Learning goals

• I will know what each variable represents in the equation y = a(x-r)(x-s)
• I will learn about the different types of factoring
• I will learn how to find the x- intercepts by factoring

Summary of unit

• Factored form uses the equation y=a(x-r)(x-s)
• The value of a gives you the direction and opening of a parabola
• The values of r and s give you the x-intercepts
• You can find the axis of symmetry,(A0S), by: x=(r+s)÷2. substitute this x value into the original equation to find the y value of the vertex
• To find the y-intercept, set x=0 and solve for y ,Solve using the factors

There are different types of factoring, but it is not always possible to factor an equation

Greatest common factoring: Greatest common factoring involves taking the greatest common factor (number and/ or variable) out of the equation to simplify it.

Ex. 28c²-21c

= 7c (4c-3) In this equation 7c is the greatest common factor of 28c² and 21c

simple trinomials: In simple trinomials, the equation in standard form is x²+bx+c. This equation in factored form looks like (x+r)(x+s). r+s= b and (r)(s)= c. The value for x² in simple trinomials is always 1 and can never be 0. To factor, you have to find the product of the last term which is equal to the sum of the middle term.

Ex. x²+12x+27

The factors for the last term (27) are 1 and 27, 3 and 9. out of these factors,3 and 9 add up to the middle term (12). so the factors for the equation x²+12x+27 would be (x+3)(x+9).

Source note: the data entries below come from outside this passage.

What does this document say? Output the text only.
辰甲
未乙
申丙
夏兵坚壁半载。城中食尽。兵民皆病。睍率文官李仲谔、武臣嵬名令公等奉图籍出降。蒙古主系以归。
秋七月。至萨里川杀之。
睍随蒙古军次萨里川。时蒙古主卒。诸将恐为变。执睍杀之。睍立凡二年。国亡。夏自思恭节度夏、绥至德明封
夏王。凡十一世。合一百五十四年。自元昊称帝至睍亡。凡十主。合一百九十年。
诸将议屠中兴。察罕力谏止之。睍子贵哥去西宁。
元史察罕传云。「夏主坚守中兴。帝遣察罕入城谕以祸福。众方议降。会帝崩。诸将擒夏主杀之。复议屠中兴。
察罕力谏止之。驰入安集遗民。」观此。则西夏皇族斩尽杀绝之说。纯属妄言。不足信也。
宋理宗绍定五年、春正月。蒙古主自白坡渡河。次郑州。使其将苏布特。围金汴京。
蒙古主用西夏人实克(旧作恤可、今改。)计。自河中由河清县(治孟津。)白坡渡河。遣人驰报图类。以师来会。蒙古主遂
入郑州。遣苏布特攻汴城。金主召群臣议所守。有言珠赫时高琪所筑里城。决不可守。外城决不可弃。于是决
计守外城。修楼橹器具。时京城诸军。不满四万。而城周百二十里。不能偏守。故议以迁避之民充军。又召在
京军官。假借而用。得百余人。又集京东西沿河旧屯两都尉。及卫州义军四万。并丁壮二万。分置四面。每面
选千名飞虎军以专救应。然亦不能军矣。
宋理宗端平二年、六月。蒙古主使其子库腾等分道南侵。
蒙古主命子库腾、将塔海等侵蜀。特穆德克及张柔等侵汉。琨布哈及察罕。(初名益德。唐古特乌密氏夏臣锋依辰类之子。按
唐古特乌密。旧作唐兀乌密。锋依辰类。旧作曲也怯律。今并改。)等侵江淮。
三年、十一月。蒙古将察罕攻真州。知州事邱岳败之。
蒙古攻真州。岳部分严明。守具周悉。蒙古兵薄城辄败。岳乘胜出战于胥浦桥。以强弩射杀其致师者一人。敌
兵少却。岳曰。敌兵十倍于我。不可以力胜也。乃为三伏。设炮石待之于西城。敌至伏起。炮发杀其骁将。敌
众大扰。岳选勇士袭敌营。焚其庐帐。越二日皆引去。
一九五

• If b is negative and c is positive (x²-29x+28), both r and s are negative. eg.(x-1)(x-28)
• If c is negative, ONE of r or s is negative (x²+3x-18). the factors are (x-3)(x+6)
• If b and c are both negative, ONE of r or s is negative (x²-5x-24) the factors would be (x-8)(x+3)

Complex trinomial factoring: In complex trinomials, the value of a can never be 0 or 1 from the equation ax²+bx+c . To factor this equation, we have to find two integers whose product is a×c and whose sum is b. we also have to break up the middle term (b) by factoring.

Ex. 3x²+14x+8 The product of 3 and 8 is 24. 24÷2= 12. 12+2=14 (middle term)

=3x²+12x+2x+8

= 3x(x+4)+2(x+4) we count x+4 as one term

= (3x+2) (x+4)

Ex. 16x²+26x-12 In this case we need to take the common factor out first

= 2(8x²+13x-6)

=2 (8x²+16x-3x-6)

= 2[8x(x+2)-3(x+2)]

= 2 (8x-3) (x+2)

Difference of squares: Is only possible in binomials. In difference of squares the formula used is (a+b) (a-b) . Both a and b must be perfect squares ( if you take the square root is it a whole number). The sign that separates the first term and the second term must be a negative sign.

Ex. x²-100

= √x √100

= (x+10) (x-10)

Perfect square trinomials: The trinomial that results from squaring a binomial is called a perfect square trinomial. you can factor a perfect square trionomial as a²+2ab+b² or

a²-2ab-b². The middle term should be twice the product of the square roots of the first and second term. 2(√a × √b)= 2abnd term. 2(√a × √b)= 2ab

Ex. x²+6x+9

= 2(√ x² × √9)

= 2(3x)

=6x Since twice the square root of the first term and the second term is equal to 6x, the factor this perfect square trinomial is (x+3)²

Determining the x- intercepts: set your equation to y=0. Then find individual factors and set them to 0 and solve for x.

Ex. y=-x²-5x

0= (-x) (x+5)

-x=0 x+5=0

x=0 x=-5

Word problem

The path of a toy rocket is defined by the relation y=-3x²+x+4, where x is the horizontal distance in meters travelled, and y is the height in meters above the ground.

a) What was the initial height of the rocket?

b) Determine the zeros of the relation.

c) How far has the rocket travelled horizontally when it lands on the ground?

d) What is the maximum height of the rocket above the ground, to the nearest hundredth of a meter?

a) y=-3x²+x+4

y=-3(0)²+(0)+4

y=4 The initial height of the rocket is 4 meters (0,4)

b) y=-3x²+x+4

0=-1(3x²-x-4)

-1(3x²-4x+3x-4)

-1[x(3x-4)+1(3x-4)]

-1(x+1) (3x-4)

x+1= 0 3x-4=0, 3x ÷3=4÷3

x= -1 x= 1.3

The zeros of this relation are x=-1 and x=1.3

c) The rocket has travelled 2.3 meters [ from point (-1,0) to point (1.3,0) on the graph]

d) Aos =( -1+1.3) ÷2 = 0.15

y=-3x²+x+4

y=-3(0.15)²+(0.15)+4

y=-0.0675+0.15+4

y=0.0825+4

y= 4.0825

The maximum height of the rocket is 4.08 meters at 0.15 meters (0.15,4.08).